Senate Majority Leader Harry Reid, D-Nev, dismissed comments from former Central Intelligence Agency Chief Michael Hayden calling Intelligence Chairwoman Dianne Feinstein, D-Calif., “emotional” regarding a panel report on CIA interrogation.  

“This woman has been an outstanding leader of that Intelligence Committee,” Reid said in response to the comments on the Senate floor. “She has been fearless, she has been thorough and fair. And for this man to say that because she criticizes tactics led by Gen. Hayden that was torture she’s being too emotional. I don’t think so. Does this sound like a person or a party that respects women? I don’t think so.”  

Reid’s comments were prompted by Hayden’s interview on Fox News Sunday when the issue of a classified committee report on CIA interrogation was discussed. According to stories on its content, the report says that more prisoners were abused than previously known and that the enhanced interrogation produced little intelligence of significance.  

When asked about the report Hayden cited a Washington Post article that, according to Hayden, said “Senator Feinstein wanted a report so scathing that it would ensure that an un-American brutal program of detention interrogation would never again be considered or permitted.”  

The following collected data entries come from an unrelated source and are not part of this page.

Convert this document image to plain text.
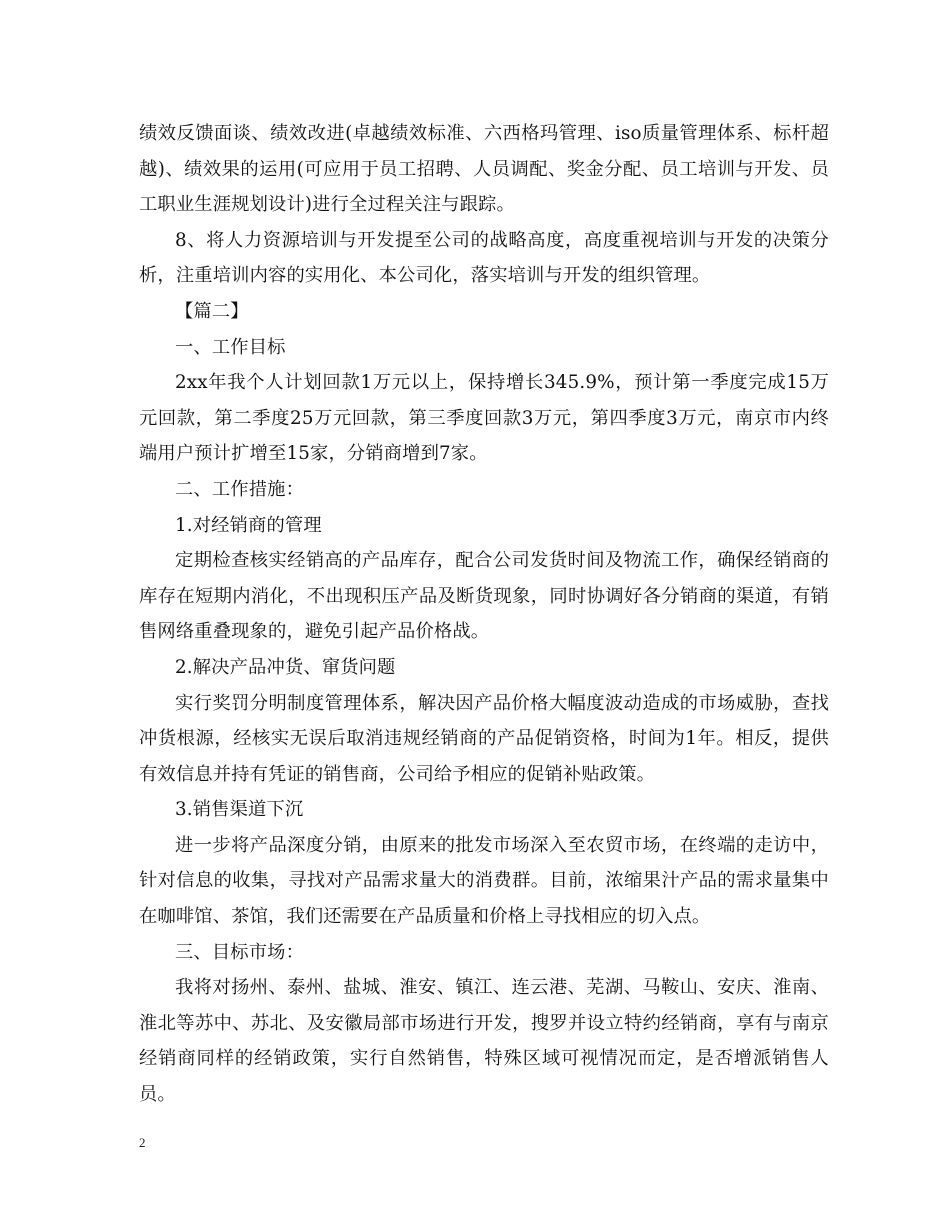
绩效反馈面谈、绩效改进(卓越绩效标准、六西格玛管理、iso质量管理体系、标杆超越)、绩效果的运用(可应用于员工招聘、人员调配、奖金分配、员工培训与开发、员工职业生涯规划设计)进行全过程关注与跟踪。

8、将人力资源培训与开发提至公司的战略高度，高度重视培训与开发的决策分析，注重培训内容的实用化、本公司化，落实培训与开发的组织管理。

【篇二】

一、工作目标

2xx年我个人计划回款1万元以上，保持增长345.9%，预计第一季度完成15万元回款，第二季度25万元回款，第三季度回款3万元，第四季度3万元，南京市内终端用户预计扩增至15家，分销商增到7家。

二、工作措施：

1.对经销商的管理

定期检查核实经销高的产品库存，配合公司发货时间及物流工作，确保经销商的库存在短期内消化，不出现积压产品及断货现象，同时协调好各分销商的渠道，有销售网络重叠现象的，避免引起产品价格战。

2.解决产品冲货、窜货问题

实行奖罚分明制度管理体系，解决因产品价格大幅度波动造成的市场威胁，查找冲货根源，经核实无误后取消违规经销商的产品促销资格，时间为1年。相反，提供有效信息并持有凭证的销售商，公司给予相应的促销补贴政策。

3.销售渠道下沉

进一步将产品深度分销，由原来的批发市场深入至农贸市场，在终端的走访中，针对信息的收集，寻找对产品需求量大的消费群。目前，浓缩果汁产品的需求量集中在咖啡馆、茶馆，我们还需要在产品质量和价格上寻找相应的切入点。

三、目标市场：

我将对扬州、泰州、盐城、淮安、镇江、连云港、芜湖、马鞍山、安庆、淮南、淮北等苏中、苏北、及安徽局部市场进行开发，搜罗并设立特约经销商，享有与南京经销商同样的经销政策，实行自然销售，特殊区域可视情况而定，是否增派销售人员。

2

“Now, that sentence, that motivation for the report…may show deep emotional feeling on part of the senator,” Hayden said. “But I don’t think it leads you to an objective report.”  

He also said that information gleaned for interrogations may have helped ultimately find Osama Bin Laden.  

Former CIA “Director Panetta when asked by the Congress to comment on did the interrogation program help with getting us to Abbottabad said very clearly that that information was part of the information, part of the intelligence stream that led to the killing of Osama bin Laden at Abbottabad,” Hayden added. “Director Panetta went on to say, and we’ll never know whether or not we may have gotten that information through another way. But did he not deny that information from this program helped pinpoint bin Laden.”  

The Intelligence Committee last week voted 11 to 3 to declassify portions of the report. The White House has directed the CIA to review the report and a spokesman has said that President Obama supports its release.  

Sen. Mark Udall, D-Colo., a member of the Intelligence Committee, also had strong words for Hayden.  

“Former CIA Director Hayden’s baseless smear of Chairman Feinstein is beyond the pale,” Udall said in a release. “I highly doubt he would call a male chairman too ‘emotional’ and to do so with Chairman Feinstein is unacceptable.”  

He went on to defend the committee’s report, calling it deliberative and exhaustive.  

“Let’s declassify the Senate Intelligence Committee’s study, set the record straight once and for all, and have a long overdue public debate about the CIA’s torture program and how to ensure that it never happens again,” Udall said.  

A senior administration official said Monday that the White House wants the report declassified as soon as possible but would not put a timetable on that.